3. Prey (Disney+ with Star)

Rewinding the Predator timeline back a few hundred years to 1719 – it’s not a big deal, given that the other films treat continuity as bendable as Yautjas treat the human spine – Prey takes place in the Northern Great Plains, pitting the alien against the Comanche Nation. More specifically, the young Naru (Amber Midthunder), who desperately wants to prove herself, especially to brother and fellow warrior Taabe (Dakota Beavers). Such an opportunity arises when a Predator is dropped off on Earth, similarly eager to show fellow hunters that the Yautja has what it takes to hunt with the best of them. Series-wise, this sits somewhere between the fist-pumping theatrics of the original film and 2010′s under-loved and excellently cast Predators.

4. We’re All Going to the World’s Fair (Hoopla, Apple TV)

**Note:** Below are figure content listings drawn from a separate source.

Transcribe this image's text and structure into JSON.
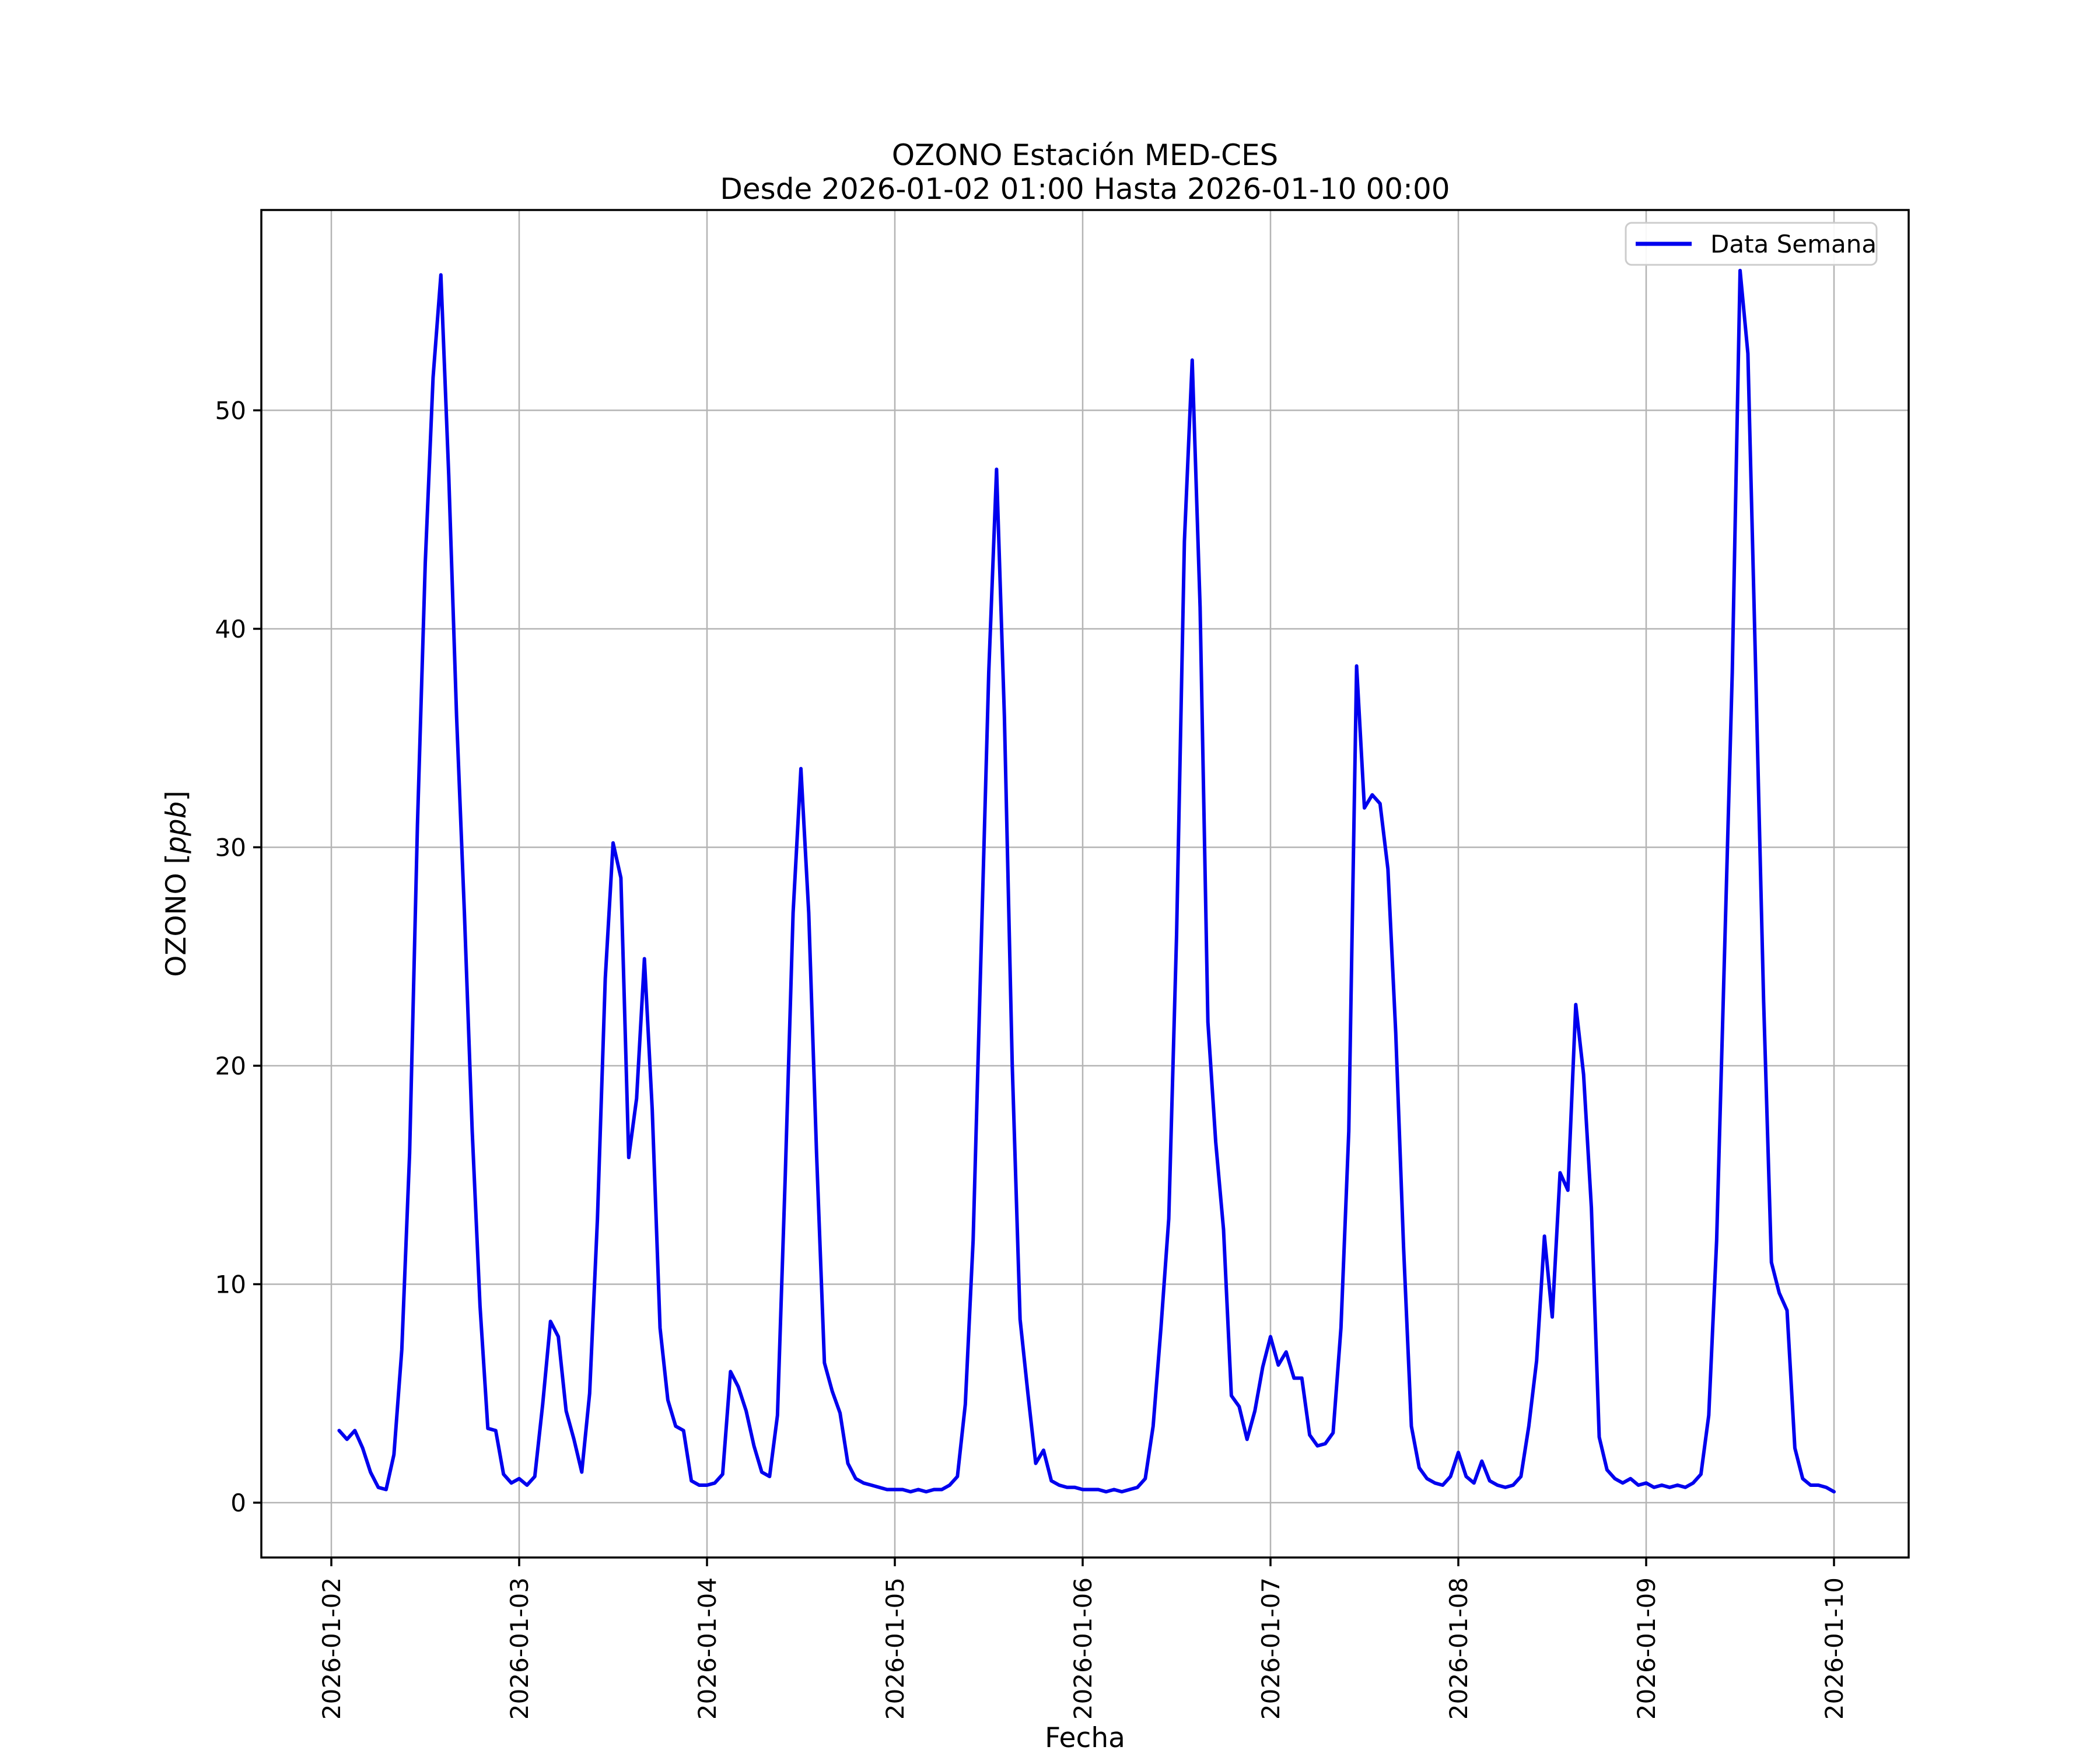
{
  "figure": {
    "title_line1": "OZONO Estación MED-CES",
    "title_line2": "Desde 2026-01-02 01:00 Hasta 2026-01-10 00:00",
    "xlabel": "Fecha",
    "ylabel_prefix": "OZONO [",
    "ylabel_italic": "ppb",
    "ylabel_suffix": "]",
    "legend_label": "Data Semana"
  },
  "chart_data": {
    "type": "line",
    "title": "OZONO Estación MED-CES",
    "subtitle": "Desde 2026-01-02 01:00 Hasta 2026-01-10 00:00",
    "xlabel": "Fecha",
    "ylabel": "OZONO [ppb]",
    "legend_entries": [
      "Data Semana"
    ],
    "legend_position": "upper right",
    "grid": true,
    "line_color": "#0000EE",
    "grid_color": "#B4B4B4",
    "spine_color": "#000000",
    "legend_border_color": "#CCCCCC",
    "background_color": "#FFFFFF",
    "y_ticks": [
      0,
      10,
      20,
      30,
      40,
      50
    ],
    "ylim": [
      -2.51,
      59.17
    ],
    "x_tick_labels": [
      "2026-01-02",
      "2026-01-03",
      "2026-01-04",
      "2026-01-05",
      "2026-01-06",
      "2026-01-07",
      "2026-01-08",
      "2026-01-09",
      "2026-01-10"
    ],
    "x_tick_hours": [
      0,
      24,
      48,
      72,
      96,
      120,
      144,
      168,
      192
    ],
    "xlim_hours": [
      -8.94,
      201.5
    ],
    "series_start": "2026-01-02 01:00",
    "series_step_hours": 1,
    "series_first_hour_offset": 1,
    "values": [
      3.3,
      2.9,
      3.3,
      2.5,
      1.4,
      0.7,
      0.6,
      2.2,
      7.0,
      16.0,
      31.0,
      43.0,
      51.5,
      56.2,
      47.0,
      36.0,
      27.0,
      17.0,
      9.0,
      3.4,
      3.3,
      1.3,
      0.9,
      1.1,
      0.8,
      1.2,
      4.5,
      8.3,
      7.6,
      4.2,
      2.9,
      1.4,
      5.0,
      13.0,
      24.0,
      30.2,
      28.6,
      15.8,
      18.5,
      24.9,
      18.0,
      8.0,
      4.7,
      3.5,
      3.3,
      1.0,
      0.8,
      0.8,
      0.9,
      1.3,
      6.0,
      5.3,
      4.2,
      2.6,
      1.4,
      1.2,
      4.0,
      15.0,
      27.0,
      33.6,
      27.0,
      16.0,
      6.4,
      5.1,
      4.1,
      1.8,
      1.1,
      0.9,
      0.8,
      0.7,
      0.6,
      0.6,
      0.6,
      0.5,
      0.6,
      0.5,
      0.6,
      0.6,
      0.8,
      1.2,
      4.5,
      12.0,
      25.0,
      38.0,
      47.3,
      36.0,
      20.0,
      8.4,
      5.0,
      1.8,
      2.4,
      1.0,
      0.8,
      0.7,
      0.7,
      0.6,
      0.6,
      0.6,
      0.5,
      0.6,
      0.5,
      0.6,
      0.7,
      1.1,
      3.5,
      8.0,
      13.0,
      26.0,
      44.0,
      52.3,
      41.0,
      22.0,
      16.5,
      12.5,
      4.9,
      4.4,
      2.9,
      4.2,
      6.2,
      7.6,
      6.3,
      6.9,
      5.7,
      5.7,
      3.1,
      2.6,
      2.7,
      3.2,
      8.0,
      17.0,
      38.3,
      31.8,
      32.4,
      32.0,
      29.0,
      21.5,
      11.7,
      3.5,
      1.6,
      1.1,
      0.9,
      0.8,
      1.2,
      2.3,
      1.2,
      0.9,
      1.9,
      1.0,
      0.8,
      0.7,
      0.8,
      1.2,
      3.5,
      6.5,
      12.2,
      8.5,
      15.1,
      14.3,
      22.8,
      19.6,
      13.5,
      3.0,
      1.5,
      1.1,
      0.9,
      1.1,
      0.8,
      0.9,
      0.7,
      0.8,
      0.7,
      0.8,
      0.7,
      0.9,
      1.3,
      4.0,
      12.0,
      25.0,
      38.0,
      56.4,
      52.6,
      38.0,
      23.0,
      11.0,
      9.6,
      8.8,
      2.5,
      1.1,
      0.8,
      0.8,
      0.7,
      0.5
    ]
  }
}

I have already seen and forgotten so many movies that debuted at the virtual-only 2020 Sundance Film Festival. But Jane Schoenbrun’s screen-life horror experiment, We’re All Going to the World’s Fair, has stuck, irrepressibly and impressively. A horror movie that relies less on jump scares than the existential terror of falling down an internet rabbit hole, the film follows a young teenager who digitally befriends an older man who may or may not have ill intentions. A contemporary folk tale that weaves together creeps and cautionary instincts, the film displays a tremendous confidence in its storytelling, and a keen sense of visual wit. Watch it on your own laptop screen for ultimate effect.

5. X (Prime Video)

The first, and so far best, of Ti West’s planned nu-horror trilogy – the prequel Pearl followed a few months later – X would have made this list for its title alone, a clever shorthand for sex, violence and general low-class genre antics. But indie veteran West knows that you need a visceral hook to satisfy today’s gore-hounds, and he finds it in this story of a porn crew from the 1970s looking to make their big break. Unfortunately, they up-and-comers have picked exactly the wrong rural farmhouse to shoot their shot, resulting in all manner of goopy, slick terror. Mia Goth gives a dual performance for the ages, as both victim and terrorizer.